Hearing loss is common and can be conductive, sensorineural, or mixed due to a combination of dysostosis of the ossicles of the middle ear, inner ear abnormalities, and frequent otitis media.
ENT (otolaryngologic). Chronic and recurrent otitis media and rhinitis accompanied by poor sinus drainage are common as are frequent infections of the adenoids and tonsils, which may be enlarged.
Respiratory. Respiratory tract and sinopulmonary infections are common. Abnormal respiration can also be secondary to neurodegeneration, thick secretions with inefficient drainage, and anatomic airway obstruction. Rarely, the adenoids or tonsils are so enlarged that they cause obstructive sleep apnea. However, sleep apnea may also be due to the significant CNS involvement.
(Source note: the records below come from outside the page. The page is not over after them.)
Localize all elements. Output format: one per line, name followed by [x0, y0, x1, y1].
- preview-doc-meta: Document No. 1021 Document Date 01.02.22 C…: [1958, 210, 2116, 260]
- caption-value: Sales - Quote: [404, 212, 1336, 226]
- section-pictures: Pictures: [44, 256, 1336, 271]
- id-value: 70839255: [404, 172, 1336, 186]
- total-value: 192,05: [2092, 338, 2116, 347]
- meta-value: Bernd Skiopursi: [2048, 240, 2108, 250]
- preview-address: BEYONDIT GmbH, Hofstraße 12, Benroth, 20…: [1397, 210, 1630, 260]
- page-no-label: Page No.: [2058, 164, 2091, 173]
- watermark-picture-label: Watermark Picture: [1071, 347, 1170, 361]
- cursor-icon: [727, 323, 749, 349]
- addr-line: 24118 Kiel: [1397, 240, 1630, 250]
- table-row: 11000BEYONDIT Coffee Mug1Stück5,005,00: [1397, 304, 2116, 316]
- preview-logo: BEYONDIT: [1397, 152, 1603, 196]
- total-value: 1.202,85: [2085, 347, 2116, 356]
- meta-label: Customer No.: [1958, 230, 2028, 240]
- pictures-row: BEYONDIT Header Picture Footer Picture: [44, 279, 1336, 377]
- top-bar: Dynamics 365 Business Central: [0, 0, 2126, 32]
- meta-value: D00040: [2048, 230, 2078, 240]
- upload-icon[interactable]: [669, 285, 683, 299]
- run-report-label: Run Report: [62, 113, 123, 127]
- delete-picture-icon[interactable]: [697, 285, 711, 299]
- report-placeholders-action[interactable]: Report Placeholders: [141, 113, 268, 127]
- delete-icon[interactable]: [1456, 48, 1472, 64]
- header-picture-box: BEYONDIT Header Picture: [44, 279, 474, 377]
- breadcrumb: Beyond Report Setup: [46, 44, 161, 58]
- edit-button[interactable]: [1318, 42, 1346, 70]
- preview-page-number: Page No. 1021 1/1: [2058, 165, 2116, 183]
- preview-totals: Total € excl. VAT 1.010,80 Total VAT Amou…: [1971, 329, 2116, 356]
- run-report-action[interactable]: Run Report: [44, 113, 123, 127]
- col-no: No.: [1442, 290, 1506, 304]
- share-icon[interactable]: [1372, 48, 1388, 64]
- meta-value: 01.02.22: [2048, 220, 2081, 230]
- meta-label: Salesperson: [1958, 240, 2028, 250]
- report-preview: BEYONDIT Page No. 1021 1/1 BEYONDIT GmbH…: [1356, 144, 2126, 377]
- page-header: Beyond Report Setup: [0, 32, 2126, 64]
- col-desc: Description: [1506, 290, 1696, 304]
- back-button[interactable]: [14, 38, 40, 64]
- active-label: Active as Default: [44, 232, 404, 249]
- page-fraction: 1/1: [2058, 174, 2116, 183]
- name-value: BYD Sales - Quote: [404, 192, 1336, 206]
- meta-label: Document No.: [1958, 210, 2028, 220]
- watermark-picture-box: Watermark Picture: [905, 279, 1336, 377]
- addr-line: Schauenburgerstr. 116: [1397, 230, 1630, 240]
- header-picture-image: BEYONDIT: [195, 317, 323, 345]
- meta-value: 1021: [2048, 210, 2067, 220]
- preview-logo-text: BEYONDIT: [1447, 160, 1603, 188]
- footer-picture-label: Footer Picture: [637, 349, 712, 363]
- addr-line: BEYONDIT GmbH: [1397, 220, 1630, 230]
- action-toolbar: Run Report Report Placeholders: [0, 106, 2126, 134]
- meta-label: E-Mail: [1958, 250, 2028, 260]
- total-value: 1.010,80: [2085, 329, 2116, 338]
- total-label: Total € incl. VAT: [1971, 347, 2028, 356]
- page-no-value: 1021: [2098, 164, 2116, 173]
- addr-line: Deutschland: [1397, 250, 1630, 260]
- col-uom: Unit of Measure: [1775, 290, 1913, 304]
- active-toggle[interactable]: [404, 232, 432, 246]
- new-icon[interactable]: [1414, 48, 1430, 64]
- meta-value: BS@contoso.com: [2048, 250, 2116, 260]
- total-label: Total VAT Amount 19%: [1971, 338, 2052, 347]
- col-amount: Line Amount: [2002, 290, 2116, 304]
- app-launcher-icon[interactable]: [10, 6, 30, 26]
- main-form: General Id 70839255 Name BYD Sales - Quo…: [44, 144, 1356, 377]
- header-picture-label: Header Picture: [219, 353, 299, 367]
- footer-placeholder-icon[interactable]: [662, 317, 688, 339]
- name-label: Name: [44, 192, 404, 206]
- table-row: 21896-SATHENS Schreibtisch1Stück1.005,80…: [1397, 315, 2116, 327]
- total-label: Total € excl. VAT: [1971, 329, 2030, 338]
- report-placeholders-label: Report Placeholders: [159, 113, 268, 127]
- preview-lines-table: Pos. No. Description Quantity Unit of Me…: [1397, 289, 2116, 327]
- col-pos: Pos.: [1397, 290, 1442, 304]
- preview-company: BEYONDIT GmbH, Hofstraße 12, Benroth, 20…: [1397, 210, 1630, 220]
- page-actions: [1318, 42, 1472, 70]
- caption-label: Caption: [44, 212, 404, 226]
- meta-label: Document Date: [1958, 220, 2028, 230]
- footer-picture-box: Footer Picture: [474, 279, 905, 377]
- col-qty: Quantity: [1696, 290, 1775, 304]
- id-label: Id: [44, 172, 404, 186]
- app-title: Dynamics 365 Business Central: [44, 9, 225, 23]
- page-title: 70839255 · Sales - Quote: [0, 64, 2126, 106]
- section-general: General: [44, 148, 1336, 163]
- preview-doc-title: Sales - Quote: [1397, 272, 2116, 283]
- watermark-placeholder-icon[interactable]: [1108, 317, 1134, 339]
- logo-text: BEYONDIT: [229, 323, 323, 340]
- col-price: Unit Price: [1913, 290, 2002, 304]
Gastrointestinal. Chronic or recurrent loose stools and/or constipation are common, though the primary cause is unknown. Diarrhea typically is episodic, but can be persistent in some. These concerns may be affected by activity or diet and may be exacerbated by frequent antibiotic treatment of recurrent infections.
Inguinal and umbilical hernias are common. Inguinal hernias may recur after surgical intervention. Umbilical hernias are not usually treated unless they are large or cause other medical concerns.
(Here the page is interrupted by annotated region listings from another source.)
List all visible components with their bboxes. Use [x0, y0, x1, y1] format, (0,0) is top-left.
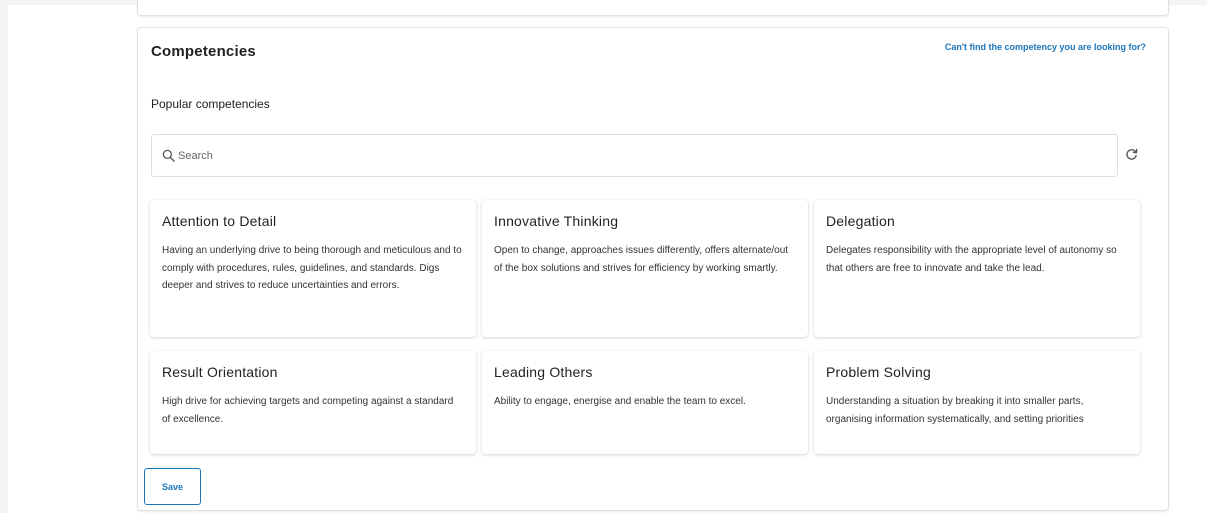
- search-icon: [162, 149, 175, 162]
- competency-title: Attention to Detail: [162, 213, 277, 229]
- left-gutter: [0, 0, 8, 513]
- competency-description: Understanding a situation by breaking it…: [826, 396, 1084, 425]
- competency-description: Delegates responsibility with the approp…: [826, 245, 1117, 274]
- competency-card-result-orientation[interactable]: Result Orientation High drive for achiev…: [150, 351, 476, 454]
- competency-description: Having an underlying drive to being thor…: [162, 245, 462, 291]
- section-title: Competencies: [151, 43, 256, 60]
- previous-section-card: [137, 0, 1169, 16]
- competency-title: Delegation: [826, 213, 895, 229]
- cant-find-competency-link[interactable]: Can't find the competency you are lookin…: [945, 42, 1146, 52]
- competency-title: Problem Solving: [826, 364, 931, 380]
- refresh-button[interactable]: [1123, 146, 1139, 162]
- competency-card-delegation[interactable]: Delegation Delegates responsibility with…: [814, 200, 1140, 337]
- refresh-icon: [1125, 148, 1137, 160]
- competencies-card: Competencies Can't find the competency y…: [137, 27, 1169, 511]
- competency-title: Innovative Thinking: [494, 213, 619, 229]
- competency-card-attention-to-detail[interactable]: Attention to Detail Having an underlying…: [150, 200, 476, 337]
- search-field[interactable]: [151, 134, 1118, 177]
- competency-title: Leading Others: [494, 364, 593, 380]
- search-input[interactable]: [178, 145, 1078, 166]
- competency-card-innovative-thinking[interactable]: Innovative Thinking Open to change, appr…: [482, 200, 808, 337]
- competency-description: High drive for achieving targets and com…: [162, 396, 454, 425]
- competency-card-problem-solving[interactable]: Problem Solving Understanding a situatio…: [814, 351, 1140, 454]
- popular-competencies-heading: Popular competencies: [151, 97, 270, 111]
- competency-description: Open to change, approaches issues differ…: [494, 245, 789, 274]
- competency-title: Result Orientation: [162, 364, 278, 380]
- competency-description: Ability to engage, energise and enable t…: [494, 396, 746, 407]
- competency-card-leading-others[interactable]: Leading Others Ability to engage, energi…: [482, 351, 808, 454]
- save-button[interactable]: Save: [144, 468, 201, 505]
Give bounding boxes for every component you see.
With progression of neurodegeneration, many affected individuals develop dysphagia and/or problems with chewing and swallowing food, increasing risks for aspiration pneumonia and weight loss secondary to poor feeding in later disease stages.
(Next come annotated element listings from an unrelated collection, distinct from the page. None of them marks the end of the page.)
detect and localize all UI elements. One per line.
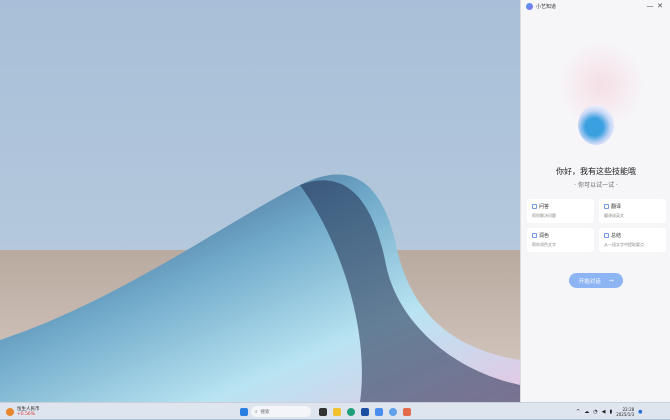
assistant-taskbar-icon[interactable] <box>389 407 397 416</box>
edge-browser-icon[interactable] <box>347 407 355 416</box>
wifi-icon[interactable]: ◔ <box>593 409 597 415</box>
chevron-up-icon[interactable]: ^ <box>576 409 580 415</box>
arrow-right-icon: → <box>608 277 614 284</box>
card-title: 问答 <box>539 204 550 210</box>
start-chat-button[interactable]: 开始对话 → <box>569 273 623 288</box>
notification-bell-icon[interactable]: ● <box>638 409 642 415</box>
assistant-panel: 小艺知道 — ✕ 你好，我有这些技能哦 · 你可以试一试 · 问答 帮你解决问题 … <box>520 0 670 402</box>
search-icon: ⌕ <box>255 409 258 415</box>
app-logo-icon <box>526 2 533 10</box>
summary-icon <box>604 233 609 238</box>
app-title: 小艺知道 <box>536 3 557 10</box>
wallpaper-wave <box>0 174 520 402</box>
widget-value: +0.56% <box>17 412 36 417</box>
assistant-orb-icon <box>578 105 614 145</box>
clock[interactable]: 22:28 2025/1/3 <box>616 407 634 417</box>
tray-icon[interactable]: ☁ <box>584 409 589 415</box>
skill-card-translate[interactable]: 翻译 翻译成英文 <box>599 199 666 223</box>
title-bar: 小艺知道 — ✕ <box>521 0 670 12</box>
desktop-wallpaper <box>0 0 520 402</box>
taskbar: 恒生人民币 +0.56% ⌕ 搜索 ^ ☁ ◔ ◀ ▮ 22:28 2025/1/3 … <box>0 402 670 419</box>
skill-card-polish[interactable]: 润色 帮你润色文字 <box>527 228 594 252</box>
battery-icon[interactable]: ▮ <box>609 409 612 415</box>
app-icon[interactable] <box>375 407 383 416</box>
greeting: 你好，我有这些技能哦 <box>556 167 636 176</box>
date: 2025/1/3 <box>616 411 635 417</box>
search-box[interactable]: ⌕ 搜索 <box>251 406 311 417</box>
card-title: 翻译 <box>611 204 622 210</box>
close-button[interactable]: ✕ <box>655 2 665 10</box>
store-icon[interactable] <box>361 407 369 416</box>
polish-icon <box>532 233 537 238</box>
qa-icon <box>532 204 537 209</box>
card-title: 润色 <box>539 233 550 239</box>
card-desc: 从一段文字中提取要点 <box>604 242 644 247</box>
skill-card-qa[interactable]: 问答 帮你解决问题 <box>527 199 594 223</box>
card-desc: 翻译成英文 <box>604 213 624 218</box>
card-desc: 帮你解决问题 <box>532 213 556 218</box>
app2-icon[interactable] <box>403 407 411 416</box>
widget-icon <box>6 407 14 416</box>
skill-card-summary[interactable]: 总结从一段文字中提取要点 <box>599 228 666 252</box>
start-button-windows-icon[interactable] <box>240 407 248 416</box>
task-view-icon[interactable] <box>319 407 327 416</box>
stock-widget[interactable]: 恒生人民币 +0.56% <box>6 403 40 420</box>
card-title: 总结 <box>611 233 622 239</box>
search-placeholder: 搜索 <box>260 409 270 415</box>
minimize-button[interactable]: — <box>645 2 655 10</box>
volume-icon[interactable]: ◀ <box>602 409 606 415</box>
file-explorer-icon[interactable] <box>333 407 341 416</box>
start-label: 开始对话 <box>578 278 601 285</box>
hint-text: · 你可以试一试 · <box>574 182 618 189</box>
translate-icon <box>604 204 609 209</box>
card-desc: 帮你润色文字 <box>532 242 556 247</box>
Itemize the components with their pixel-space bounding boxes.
Cardiovascular. Although GAG storage in the mitral valve, aortic valve, myocardium, and/or cardiac conduction system (causing atrioventricular block) is common, most individuals with MPS III do not require cardiac intervention. Left ventricle ejection fraction is normal in children, but slightly impaired in adults [Nijmeijer et al 2019]. Shortened life span and inactivity of older individuals may explain the paucity of clinical cardiac disease in this population to date.
Ophthalmologic. Corneal opacities, such as corneal clouding, are not usually present in individuals with MPS III. Nonetheless, individuals with MPS III can have atrophy of the optic nerve and retinal degeneration (manifesting as pigmentary retinopathy, poor peripheral vision, and night blindness), particularly in late stages of the disease.